A orientação da ACINFAZ é a mesma dada pela Faciap (leia o comunicado na íntegra):

HORÁRIOS DE TRABALHO DURANTE A COPA DO MUNDO

Tendo em vista os diversos questionamentos que são realizados com relação à jornada de trabalho que deve ser adotada por ocasião dos jogos do Brasil durante a Copa do Mundo, alguns esclarecimentos se fazem necessários.

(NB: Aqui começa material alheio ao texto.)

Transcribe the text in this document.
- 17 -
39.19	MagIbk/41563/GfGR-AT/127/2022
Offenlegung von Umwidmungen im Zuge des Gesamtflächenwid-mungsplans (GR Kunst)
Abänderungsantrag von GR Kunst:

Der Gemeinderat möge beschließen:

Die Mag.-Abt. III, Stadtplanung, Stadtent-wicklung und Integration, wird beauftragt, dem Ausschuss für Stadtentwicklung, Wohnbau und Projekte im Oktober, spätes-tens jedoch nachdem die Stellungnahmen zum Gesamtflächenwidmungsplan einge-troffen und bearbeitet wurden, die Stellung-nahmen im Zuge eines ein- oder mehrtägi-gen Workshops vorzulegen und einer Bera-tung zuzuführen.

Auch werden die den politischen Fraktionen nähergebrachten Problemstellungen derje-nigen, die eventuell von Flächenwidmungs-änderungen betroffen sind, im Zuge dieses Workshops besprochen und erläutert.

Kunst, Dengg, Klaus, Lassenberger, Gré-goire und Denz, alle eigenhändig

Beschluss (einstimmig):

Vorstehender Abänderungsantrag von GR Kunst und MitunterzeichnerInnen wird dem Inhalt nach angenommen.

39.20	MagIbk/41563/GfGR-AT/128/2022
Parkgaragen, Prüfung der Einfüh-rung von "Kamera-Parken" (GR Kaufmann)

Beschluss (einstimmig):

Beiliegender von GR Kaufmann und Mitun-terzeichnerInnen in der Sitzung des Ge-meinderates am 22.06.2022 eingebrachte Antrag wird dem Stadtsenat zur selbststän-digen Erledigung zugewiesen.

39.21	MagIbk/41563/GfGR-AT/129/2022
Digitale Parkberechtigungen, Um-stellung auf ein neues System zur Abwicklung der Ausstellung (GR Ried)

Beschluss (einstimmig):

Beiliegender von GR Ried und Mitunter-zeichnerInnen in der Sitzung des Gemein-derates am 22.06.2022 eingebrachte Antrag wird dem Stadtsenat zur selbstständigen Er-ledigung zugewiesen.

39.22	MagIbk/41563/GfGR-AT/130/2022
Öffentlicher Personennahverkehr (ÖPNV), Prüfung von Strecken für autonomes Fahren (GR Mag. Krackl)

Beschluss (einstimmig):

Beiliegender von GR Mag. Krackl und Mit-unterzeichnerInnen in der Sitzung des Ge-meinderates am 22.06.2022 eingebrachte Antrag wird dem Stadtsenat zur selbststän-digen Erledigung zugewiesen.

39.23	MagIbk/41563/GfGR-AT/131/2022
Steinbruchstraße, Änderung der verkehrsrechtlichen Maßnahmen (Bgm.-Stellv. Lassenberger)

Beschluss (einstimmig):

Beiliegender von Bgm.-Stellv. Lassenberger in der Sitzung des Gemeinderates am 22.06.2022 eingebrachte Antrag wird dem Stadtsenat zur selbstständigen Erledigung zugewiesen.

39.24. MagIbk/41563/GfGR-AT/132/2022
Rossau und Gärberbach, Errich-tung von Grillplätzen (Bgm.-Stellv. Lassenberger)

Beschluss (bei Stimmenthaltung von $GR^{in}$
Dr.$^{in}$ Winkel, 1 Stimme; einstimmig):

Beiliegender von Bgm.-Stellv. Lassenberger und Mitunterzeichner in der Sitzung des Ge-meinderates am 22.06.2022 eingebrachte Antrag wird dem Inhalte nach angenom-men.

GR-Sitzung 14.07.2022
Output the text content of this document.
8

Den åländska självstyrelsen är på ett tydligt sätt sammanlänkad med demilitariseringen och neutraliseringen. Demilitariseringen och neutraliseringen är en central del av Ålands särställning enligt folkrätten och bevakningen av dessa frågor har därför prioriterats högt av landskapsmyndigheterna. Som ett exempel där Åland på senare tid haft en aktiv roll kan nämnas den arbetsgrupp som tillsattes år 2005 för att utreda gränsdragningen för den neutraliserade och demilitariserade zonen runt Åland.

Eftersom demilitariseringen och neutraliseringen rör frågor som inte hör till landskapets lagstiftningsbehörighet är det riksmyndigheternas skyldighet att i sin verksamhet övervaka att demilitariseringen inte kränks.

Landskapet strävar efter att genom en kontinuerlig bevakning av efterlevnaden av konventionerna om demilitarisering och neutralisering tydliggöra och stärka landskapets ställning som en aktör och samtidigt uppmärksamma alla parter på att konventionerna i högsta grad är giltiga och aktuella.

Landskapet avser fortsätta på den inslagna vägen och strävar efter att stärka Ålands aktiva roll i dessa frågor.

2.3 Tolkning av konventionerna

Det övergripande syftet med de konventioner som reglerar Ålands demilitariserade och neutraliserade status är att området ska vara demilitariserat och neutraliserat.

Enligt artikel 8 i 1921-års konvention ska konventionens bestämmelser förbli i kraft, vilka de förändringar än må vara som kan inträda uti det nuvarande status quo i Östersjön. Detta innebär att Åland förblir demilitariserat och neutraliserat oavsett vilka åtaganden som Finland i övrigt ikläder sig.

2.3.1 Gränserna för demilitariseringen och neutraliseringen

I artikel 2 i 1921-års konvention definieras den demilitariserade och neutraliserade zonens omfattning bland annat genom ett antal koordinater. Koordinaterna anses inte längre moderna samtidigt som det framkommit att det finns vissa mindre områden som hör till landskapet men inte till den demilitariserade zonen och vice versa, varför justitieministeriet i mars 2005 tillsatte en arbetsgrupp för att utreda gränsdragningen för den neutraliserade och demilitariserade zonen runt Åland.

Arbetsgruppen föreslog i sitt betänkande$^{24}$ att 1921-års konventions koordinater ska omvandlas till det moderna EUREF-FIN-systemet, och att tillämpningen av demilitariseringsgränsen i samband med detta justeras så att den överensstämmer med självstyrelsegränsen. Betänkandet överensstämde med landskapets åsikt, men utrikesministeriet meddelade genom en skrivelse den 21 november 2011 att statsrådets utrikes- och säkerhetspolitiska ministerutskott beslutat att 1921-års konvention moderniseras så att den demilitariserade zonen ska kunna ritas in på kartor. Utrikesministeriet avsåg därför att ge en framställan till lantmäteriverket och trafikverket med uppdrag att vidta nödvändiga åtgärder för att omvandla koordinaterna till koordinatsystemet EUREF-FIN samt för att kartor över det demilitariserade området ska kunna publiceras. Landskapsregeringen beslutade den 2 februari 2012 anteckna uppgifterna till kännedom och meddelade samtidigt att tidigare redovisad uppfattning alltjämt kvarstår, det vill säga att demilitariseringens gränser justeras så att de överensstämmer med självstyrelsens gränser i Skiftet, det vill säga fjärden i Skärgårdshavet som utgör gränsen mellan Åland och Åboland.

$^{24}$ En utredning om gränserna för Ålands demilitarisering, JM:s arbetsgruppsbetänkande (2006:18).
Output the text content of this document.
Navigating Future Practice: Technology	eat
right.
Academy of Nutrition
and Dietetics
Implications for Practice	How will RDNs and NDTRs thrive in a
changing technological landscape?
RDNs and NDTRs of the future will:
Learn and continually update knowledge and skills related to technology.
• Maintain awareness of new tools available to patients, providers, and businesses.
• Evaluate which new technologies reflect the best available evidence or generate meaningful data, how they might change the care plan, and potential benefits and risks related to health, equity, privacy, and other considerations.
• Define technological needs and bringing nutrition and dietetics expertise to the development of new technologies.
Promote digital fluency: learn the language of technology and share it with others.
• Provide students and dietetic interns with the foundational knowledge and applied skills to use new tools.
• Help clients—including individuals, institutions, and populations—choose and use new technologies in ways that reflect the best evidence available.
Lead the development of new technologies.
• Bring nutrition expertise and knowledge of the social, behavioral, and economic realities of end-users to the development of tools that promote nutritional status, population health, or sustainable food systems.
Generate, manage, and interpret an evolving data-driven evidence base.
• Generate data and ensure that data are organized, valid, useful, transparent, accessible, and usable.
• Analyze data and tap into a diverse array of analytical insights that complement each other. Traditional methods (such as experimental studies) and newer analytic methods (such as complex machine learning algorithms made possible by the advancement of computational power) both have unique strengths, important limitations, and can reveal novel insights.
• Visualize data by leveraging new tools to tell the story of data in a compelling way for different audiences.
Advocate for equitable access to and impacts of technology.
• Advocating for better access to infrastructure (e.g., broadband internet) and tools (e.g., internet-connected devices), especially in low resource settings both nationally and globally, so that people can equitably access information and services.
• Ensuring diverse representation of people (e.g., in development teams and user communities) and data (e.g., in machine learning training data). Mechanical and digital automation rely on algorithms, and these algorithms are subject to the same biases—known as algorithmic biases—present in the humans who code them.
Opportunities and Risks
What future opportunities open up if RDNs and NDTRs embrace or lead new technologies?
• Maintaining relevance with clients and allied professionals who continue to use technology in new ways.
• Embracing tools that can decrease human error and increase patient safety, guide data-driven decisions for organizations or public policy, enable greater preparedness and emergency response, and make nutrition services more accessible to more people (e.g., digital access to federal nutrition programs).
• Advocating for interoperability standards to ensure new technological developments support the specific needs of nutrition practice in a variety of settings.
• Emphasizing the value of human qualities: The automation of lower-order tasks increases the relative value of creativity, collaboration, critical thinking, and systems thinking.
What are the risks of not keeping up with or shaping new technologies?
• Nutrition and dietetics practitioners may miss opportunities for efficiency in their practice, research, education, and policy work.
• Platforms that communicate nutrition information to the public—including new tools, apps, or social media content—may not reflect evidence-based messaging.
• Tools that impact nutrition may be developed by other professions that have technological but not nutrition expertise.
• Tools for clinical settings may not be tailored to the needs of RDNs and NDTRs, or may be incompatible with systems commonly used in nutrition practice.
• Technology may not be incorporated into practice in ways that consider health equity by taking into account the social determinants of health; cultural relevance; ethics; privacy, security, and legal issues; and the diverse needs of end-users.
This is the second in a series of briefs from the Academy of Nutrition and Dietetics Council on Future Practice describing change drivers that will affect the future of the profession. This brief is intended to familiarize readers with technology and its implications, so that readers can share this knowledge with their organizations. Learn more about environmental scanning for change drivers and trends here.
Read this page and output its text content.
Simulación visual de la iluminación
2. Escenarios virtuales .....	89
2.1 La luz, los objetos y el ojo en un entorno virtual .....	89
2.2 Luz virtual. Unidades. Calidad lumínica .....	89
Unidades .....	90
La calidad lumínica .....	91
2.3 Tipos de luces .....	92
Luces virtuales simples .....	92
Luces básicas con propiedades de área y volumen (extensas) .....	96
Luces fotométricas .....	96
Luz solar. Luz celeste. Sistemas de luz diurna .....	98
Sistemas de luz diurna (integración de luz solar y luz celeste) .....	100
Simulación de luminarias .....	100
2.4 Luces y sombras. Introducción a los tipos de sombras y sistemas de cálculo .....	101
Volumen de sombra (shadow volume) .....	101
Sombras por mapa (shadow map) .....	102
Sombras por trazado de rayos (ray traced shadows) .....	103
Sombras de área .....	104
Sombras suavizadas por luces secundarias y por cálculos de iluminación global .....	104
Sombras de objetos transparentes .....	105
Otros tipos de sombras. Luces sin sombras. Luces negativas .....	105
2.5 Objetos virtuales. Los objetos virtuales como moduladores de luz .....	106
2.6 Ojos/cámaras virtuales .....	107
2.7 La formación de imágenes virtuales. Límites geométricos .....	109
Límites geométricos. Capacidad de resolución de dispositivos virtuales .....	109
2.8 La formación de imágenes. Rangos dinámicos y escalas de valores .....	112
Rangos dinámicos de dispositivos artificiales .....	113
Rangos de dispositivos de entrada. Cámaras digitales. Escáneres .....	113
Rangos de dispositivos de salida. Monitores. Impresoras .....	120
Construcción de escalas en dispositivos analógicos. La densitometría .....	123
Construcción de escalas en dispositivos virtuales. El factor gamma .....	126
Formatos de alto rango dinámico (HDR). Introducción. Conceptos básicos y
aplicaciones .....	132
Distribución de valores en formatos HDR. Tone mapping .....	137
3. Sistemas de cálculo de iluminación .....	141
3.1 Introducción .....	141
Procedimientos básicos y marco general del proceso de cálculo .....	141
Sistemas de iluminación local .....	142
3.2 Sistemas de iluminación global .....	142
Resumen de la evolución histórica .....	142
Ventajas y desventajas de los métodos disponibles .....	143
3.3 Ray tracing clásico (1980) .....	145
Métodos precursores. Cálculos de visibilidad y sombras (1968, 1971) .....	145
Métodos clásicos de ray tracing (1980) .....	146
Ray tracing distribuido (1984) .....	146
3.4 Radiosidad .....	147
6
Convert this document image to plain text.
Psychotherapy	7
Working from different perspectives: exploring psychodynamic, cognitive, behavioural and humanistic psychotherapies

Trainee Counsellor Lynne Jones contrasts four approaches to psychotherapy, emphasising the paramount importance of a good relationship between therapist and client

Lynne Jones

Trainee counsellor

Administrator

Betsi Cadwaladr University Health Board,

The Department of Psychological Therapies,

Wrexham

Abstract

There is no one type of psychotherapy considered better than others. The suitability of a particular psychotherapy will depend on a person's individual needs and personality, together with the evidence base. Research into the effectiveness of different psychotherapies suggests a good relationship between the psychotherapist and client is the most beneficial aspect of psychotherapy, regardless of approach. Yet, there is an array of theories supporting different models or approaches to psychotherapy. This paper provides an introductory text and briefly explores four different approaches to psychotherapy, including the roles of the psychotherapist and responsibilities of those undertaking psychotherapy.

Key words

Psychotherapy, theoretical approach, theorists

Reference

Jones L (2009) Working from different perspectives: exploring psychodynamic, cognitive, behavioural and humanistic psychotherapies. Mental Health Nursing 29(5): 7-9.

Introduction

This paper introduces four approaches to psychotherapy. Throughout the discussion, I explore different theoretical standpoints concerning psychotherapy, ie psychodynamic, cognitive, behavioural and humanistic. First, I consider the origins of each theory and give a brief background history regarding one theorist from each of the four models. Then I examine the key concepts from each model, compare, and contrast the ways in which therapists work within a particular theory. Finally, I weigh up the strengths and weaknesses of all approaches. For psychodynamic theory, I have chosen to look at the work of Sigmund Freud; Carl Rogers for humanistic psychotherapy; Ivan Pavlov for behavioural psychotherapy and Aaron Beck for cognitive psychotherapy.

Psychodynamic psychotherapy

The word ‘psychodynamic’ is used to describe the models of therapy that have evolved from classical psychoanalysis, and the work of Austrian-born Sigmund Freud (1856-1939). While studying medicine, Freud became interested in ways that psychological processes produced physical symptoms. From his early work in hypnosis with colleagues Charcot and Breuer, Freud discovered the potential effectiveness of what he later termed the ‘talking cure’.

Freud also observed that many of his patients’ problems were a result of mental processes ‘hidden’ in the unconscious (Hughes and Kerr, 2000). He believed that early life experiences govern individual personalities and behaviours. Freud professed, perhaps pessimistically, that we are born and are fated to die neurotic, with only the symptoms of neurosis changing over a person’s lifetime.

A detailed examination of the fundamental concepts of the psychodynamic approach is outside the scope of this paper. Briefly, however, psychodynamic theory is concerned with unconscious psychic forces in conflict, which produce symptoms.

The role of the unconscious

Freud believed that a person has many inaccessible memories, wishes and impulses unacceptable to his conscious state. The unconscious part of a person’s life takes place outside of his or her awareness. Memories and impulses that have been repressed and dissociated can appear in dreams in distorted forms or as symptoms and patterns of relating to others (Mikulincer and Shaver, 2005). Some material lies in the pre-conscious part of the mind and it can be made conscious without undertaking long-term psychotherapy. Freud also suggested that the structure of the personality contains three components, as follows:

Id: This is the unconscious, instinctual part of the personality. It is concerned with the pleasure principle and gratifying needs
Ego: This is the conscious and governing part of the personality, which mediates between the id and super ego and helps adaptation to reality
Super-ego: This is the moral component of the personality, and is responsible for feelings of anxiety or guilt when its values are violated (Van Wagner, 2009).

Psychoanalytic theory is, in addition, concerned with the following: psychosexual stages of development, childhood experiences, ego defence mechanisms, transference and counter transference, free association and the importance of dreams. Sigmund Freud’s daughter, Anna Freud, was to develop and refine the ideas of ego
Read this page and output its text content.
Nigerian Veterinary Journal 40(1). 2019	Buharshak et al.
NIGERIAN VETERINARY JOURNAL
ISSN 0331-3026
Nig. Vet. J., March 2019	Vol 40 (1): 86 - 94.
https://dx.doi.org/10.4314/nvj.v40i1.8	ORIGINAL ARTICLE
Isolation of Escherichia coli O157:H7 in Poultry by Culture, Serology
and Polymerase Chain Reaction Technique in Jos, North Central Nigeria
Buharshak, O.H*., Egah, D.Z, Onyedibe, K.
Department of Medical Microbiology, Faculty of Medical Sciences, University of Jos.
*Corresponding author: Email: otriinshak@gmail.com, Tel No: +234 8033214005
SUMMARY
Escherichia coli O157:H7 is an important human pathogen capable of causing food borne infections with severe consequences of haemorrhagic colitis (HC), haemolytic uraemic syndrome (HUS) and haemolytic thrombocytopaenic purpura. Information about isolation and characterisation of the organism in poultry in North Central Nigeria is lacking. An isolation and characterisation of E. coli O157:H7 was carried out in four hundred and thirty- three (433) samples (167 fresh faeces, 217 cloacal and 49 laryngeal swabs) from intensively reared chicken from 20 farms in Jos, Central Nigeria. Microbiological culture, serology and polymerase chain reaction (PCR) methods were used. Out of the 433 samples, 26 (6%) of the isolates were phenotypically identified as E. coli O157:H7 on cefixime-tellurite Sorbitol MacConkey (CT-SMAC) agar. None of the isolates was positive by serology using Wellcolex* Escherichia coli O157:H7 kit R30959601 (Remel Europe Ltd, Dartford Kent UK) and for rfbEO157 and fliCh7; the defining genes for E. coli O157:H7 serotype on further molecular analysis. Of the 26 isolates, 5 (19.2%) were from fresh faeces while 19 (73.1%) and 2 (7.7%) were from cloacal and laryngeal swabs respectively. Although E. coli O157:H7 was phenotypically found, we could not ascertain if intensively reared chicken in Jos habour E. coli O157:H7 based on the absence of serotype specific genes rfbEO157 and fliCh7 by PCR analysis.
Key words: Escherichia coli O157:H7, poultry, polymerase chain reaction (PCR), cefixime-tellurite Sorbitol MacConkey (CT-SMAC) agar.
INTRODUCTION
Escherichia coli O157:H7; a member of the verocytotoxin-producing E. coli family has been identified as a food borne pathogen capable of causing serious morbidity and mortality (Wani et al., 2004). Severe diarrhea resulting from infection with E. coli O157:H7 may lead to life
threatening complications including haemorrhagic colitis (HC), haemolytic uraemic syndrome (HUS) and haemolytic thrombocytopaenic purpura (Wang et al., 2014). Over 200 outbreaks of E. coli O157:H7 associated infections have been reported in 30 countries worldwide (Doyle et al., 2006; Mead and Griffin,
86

Inicialmente, destaca-se que não há obrigatoriedade para concessão de folgas ou de paralisações durante os horários de jogos do Brasil, cabendo ao empregador definir se adotará horários diferenciados de trabalho.

Caso os empregadores optem pela adoção de horários diferenciados de trabalho, poderão definir com seus empregados, mediante acordo de compensação, que as horas não trabalhadas durante os horários de jogos, serão trabalhadas em outros dias.

Nesta situação de compensação, sugere-se observar as seguintes condições:

– A formalização de acordo individual de compensação com os empregados, por escrito, estabelecendo quando ocorrerão as folgas e como as horas serão compensadas;
– Que a compensação ocorra dentro do mesmo mês em que ocorrer a folga;
– Havendo a necessidade que a compensação ocorra em período superior a um mês, que seja adotado banco de horas, por acordo individual escrito, para compensação em até 6 meses;
– Que durante a compensação a jornada não ultrapasse de 10 horas diárias.

Caso o empregador opte por não liberar seus empregados nos horários de jogos, e caso o empregado não compareça ao trabalho nesse período, as horas não trabalhadas poderão ser descontadas do empregado, pois não se trata de falta ou ausência justificada.